土いじりをすると手が荒れる──。家庭菜園を楽しむ人にしろ、プロの農業者にしろ、なぜか土に直接触れると手が荒れる。そして、そのことは当たり前のこととして一般に受け止められている。子供たちに農業体験をしてもらう企画がテレビ番組で紹介される場面でも、畑で種播きしたり、苗を植えたり、あるいは収穫するとき、子供たちはビニール手袋をはめたうえ、さらに軍手をはめて参加する様子が映し出される。いま日本の農地は、素手で入ってはいけない危険地帯になっているのだ。

 

Ushico / PIXTA(ピクスタ)
 
 

ほぼ毎日、自然農法の畑の土に触れている筆者の手は、荒れることなくすべすべしている。すでに園芸経験があり、ずっと手荒れに悩まされていたという人も、この農園で野菜づくりを始めると、「手が荒れなくなった」と驚いている。両者の違いにどのような理由があるのだろうか。とくに手荒れについて検証したことはないが、考えられる一番の原因は「肥料」だと推測される。

 

 

農薬」という可能性もなくはないが、かつて有機農業の現場で1年近く学んでいたとき、生産担当のスタッフたちは、例外なく手荒れに悩まされているのを見てきた。瑞々しい肌を持つ若いスタッフたちの両手の爪と皮膚がボロボロになり、痛々しかった。有機農業は農薬を使わない。つまり、肥料を投入した畑の土に直接触れて手が荒れていたのだ。そして、おそらく手荒れの本当の原因は、肥料を投入したことによる悪玉菌(腐敗菌など)の増殖によるものだろう。

 

 

2011年、初めは「食糧生産の手段」として自然農法の研究の道に入ったが、途中で微生物の存在と働きがとても重要であることが判明した。そして、微生物について詳しく調べていくと、土壌微生物は、農作物の成長だけではなく、私たち人間の健康に深くかかわっていることも分かってきた。

 

星道 / PIXTA(ピクスタ)
 

目に見えない微生物について、あまり良くないイメージを持つ人が多いのではないだろうか。
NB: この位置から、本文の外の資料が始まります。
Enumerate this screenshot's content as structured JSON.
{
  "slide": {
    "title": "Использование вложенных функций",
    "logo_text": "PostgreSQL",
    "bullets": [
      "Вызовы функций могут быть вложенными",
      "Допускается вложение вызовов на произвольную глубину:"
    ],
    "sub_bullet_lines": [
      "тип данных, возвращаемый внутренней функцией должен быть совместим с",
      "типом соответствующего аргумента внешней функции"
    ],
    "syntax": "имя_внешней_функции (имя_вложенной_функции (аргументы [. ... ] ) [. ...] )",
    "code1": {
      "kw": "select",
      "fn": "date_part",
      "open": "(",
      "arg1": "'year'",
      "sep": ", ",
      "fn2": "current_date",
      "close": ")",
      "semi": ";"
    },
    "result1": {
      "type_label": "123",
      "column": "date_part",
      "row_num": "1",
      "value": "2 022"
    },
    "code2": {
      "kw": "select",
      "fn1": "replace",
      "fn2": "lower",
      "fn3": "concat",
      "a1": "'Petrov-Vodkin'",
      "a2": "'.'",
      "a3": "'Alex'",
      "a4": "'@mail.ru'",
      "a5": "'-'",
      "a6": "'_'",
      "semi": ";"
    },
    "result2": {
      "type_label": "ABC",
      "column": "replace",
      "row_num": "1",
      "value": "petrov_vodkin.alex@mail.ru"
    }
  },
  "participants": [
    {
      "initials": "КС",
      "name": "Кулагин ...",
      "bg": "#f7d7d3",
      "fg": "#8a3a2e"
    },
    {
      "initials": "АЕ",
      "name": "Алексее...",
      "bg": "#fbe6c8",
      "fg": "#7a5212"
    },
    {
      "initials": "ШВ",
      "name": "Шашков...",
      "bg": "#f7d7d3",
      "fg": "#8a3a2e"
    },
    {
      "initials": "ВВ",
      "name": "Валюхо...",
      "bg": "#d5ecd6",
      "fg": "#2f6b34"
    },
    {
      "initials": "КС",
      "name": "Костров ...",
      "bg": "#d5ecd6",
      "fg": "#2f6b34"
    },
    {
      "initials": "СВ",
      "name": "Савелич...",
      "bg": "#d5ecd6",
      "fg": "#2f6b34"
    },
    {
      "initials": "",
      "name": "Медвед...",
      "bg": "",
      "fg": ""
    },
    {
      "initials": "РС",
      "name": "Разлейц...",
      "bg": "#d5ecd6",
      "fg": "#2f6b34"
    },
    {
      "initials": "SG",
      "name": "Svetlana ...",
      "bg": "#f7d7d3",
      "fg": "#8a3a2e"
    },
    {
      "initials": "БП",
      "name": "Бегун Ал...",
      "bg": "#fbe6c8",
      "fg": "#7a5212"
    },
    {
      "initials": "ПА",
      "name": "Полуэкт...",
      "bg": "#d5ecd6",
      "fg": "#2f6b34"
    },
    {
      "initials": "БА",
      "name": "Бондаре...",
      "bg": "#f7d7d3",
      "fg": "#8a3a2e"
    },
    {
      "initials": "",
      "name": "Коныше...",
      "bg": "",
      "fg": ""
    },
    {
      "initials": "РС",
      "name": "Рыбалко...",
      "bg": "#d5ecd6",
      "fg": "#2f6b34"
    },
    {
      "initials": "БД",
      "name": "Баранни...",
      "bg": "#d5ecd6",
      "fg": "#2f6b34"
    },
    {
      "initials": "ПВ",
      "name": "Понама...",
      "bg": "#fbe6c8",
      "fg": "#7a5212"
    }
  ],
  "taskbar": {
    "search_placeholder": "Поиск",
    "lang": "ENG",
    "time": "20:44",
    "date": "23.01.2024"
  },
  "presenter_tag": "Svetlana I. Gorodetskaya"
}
たとえば病原性大腸菌O157、コレラ菌、腸炎ビブリオ菌などなど。そのほかにもコロナウィルス、インフルエンザウィルス、ロタウィルスといったウィルスたち。

 

現代社会は、危険を訴える情報があふれている。実際、目に見えないだけに、一度不安を感じてしまうと、その負の感情を払拭するのは難しいかもしれない。このように書いている筆者自身も、研究を始める以前は、微生物に良いイメージはなく、せいぜい腸内環境を整える乳酸菌など「ごく一部に善玉菌と呼ばれる種類がある」くらいに思っていた。